Dans son réquisitoire, le ministère public accuse la société Nestlé d’avoir, en connaissance de cause, géré sans agrément les décharges. Selon la justice, « Nestlé ne s’est pas contenté d’être détentrice de la décharge, la société ayant réalisé des actes de gestion » sans aucune autorisation préfectorale. La multinationale est également poursuivie pour avoir « pollué en laissant s’écouler dans les milieux naturels des microplastiques en grande quantité ». En effet, « les matériaux aux compositions chimiques maintenus sous terre, en contact direct avec les sols et les eaux ruisselantes, sont incompatibles avec la biodiversité et les écosystèmes ».

Dans le cadre de leurs investigations, les enquêteurs ont réalisé des fouilles et des prélèvements d’eau sur deux forages exploités par la société Nestlé pour produire les eaux des marques Contrex et Hépar. Ces prélèvements ont été réalisés par un employé de Nestlé en présence des enquêteurs, début juin 2024.

Les résultats des analyses sont sans équivoque : 515 particules de microplastique par litre pour Hépar ; 2 096 pour Contrex. À titre de comparaison, l’Inéris, cité par les enquêteurs dans un procès-verbal que franceinfo a pu consulter, évaluait en 2018 la présence moyenne de ces particules dans l’eau douce entre 10 et 300 par mètre cube (un mètre cube contenant 1 000 litres, ndlr).

Les sources proches des décharges, encore utilisées par Nestlé, affichent donc des concentrations jusqu’à près de 7 000 fois supérieures « à la normale » selon un procès-verbal du dossier judiciaire consulté par franceinfo. Le réquisitoire du parquet fait quant à lui état de particules « jusqu’à 1,3 millions de fois supérieures aux taux de la Seine ».

Si la pollution des nappes utilisées pour produire de l’eau en bouteille semble avérée par les différents éléments de l’enquête, ces données resteront pourtant en marge du procès : les conclusions de la justice n’établissent en effet aucun lien entre les concentrations relevées dans les forages et celles des eaux mises en bouteille. « Malheureusement, ce lien n’a pas pu être matérialisé » faute d’une investigation plus poussée, confie une source proche de l’enquête.
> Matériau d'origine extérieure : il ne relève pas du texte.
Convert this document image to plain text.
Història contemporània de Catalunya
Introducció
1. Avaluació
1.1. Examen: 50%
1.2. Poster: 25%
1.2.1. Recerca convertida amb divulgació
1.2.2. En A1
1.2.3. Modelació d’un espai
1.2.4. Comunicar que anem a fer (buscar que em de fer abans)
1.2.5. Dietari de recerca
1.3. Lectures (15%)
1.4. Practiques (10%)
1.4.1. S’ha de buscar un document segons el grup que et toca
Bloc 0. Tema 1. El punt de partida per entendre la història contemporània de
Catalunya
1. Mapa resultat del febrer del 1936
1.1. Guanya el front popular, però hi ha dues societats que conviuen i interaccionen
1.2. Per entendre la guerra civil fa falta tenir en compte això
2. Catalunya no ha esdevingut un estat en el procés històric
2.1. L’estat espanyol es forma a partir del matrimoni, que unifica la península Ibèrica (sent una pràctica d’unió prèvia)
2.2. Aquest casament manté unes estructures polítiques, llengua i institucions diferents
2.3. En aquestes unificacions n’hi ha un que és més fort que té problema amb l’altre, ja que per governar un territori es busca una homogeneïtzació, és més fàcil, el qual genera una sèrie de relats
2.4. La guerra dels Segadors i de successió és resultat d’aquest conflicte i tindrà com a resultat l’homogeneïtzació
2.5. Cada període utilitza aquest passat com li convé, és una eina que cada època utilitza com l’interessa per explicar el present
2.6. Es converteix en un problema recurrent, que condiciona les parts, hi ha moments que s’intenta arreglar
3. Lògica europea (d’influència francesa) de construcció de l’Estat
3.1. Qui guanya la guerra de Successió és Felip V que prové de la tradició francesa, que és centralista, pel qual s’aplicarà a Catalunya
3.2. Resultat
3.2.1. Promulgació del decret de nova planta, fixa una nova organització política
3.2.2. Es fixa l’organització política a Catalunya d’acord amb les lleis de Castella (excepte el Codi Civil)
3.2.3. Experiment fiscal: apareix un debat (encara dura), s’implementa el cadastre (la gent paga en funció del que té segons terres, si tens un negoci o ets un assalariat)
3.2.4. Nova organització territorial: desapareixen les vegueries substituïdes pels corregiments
Alors que les travaux scientifiques se multiplient sur les effets délétères des microplastiques pour la santé, la réglementation ne prévoit d’ailleurs aucun seuil, ni aucune obligation de contrôle des microplastiques dans les eaux destinées à la consommation humaine.

De son côté, Nestlé assure avoir demandé à trois laboratoires spécialisés des contre-analyses, qui « montrent, sans équivoque, l’absence de microplastiques dans l’eau de nos forages ». S’agissant des décharges sauvages, Nestlé assure que « la majorité des sites a déjà été nettoyée » et dit « attendre les préconisations des pouvoirs publics quant aux mesures de remédiation à mettre en œuvre » pour les « sites aux profils plus complexes ». Mais pour Bernard Schmitt, président de l’association environnementale Eau 88, le constat reste alarmant : « Dans ce contexte, la préfecture vient d’autoriser Nestlé Waters à réaliser cinq forages exploratoires pour la marque Hépar, sans aucune étude d’impact environnemental, et situés à proximité immédiate de la décharge sauvage de They-sous-Montfort. »

Ces décharges illégales continuent de relarguer lentement leurs composés chimiques dans le sol, dans les nappes, et dans l’eau que l’on boit.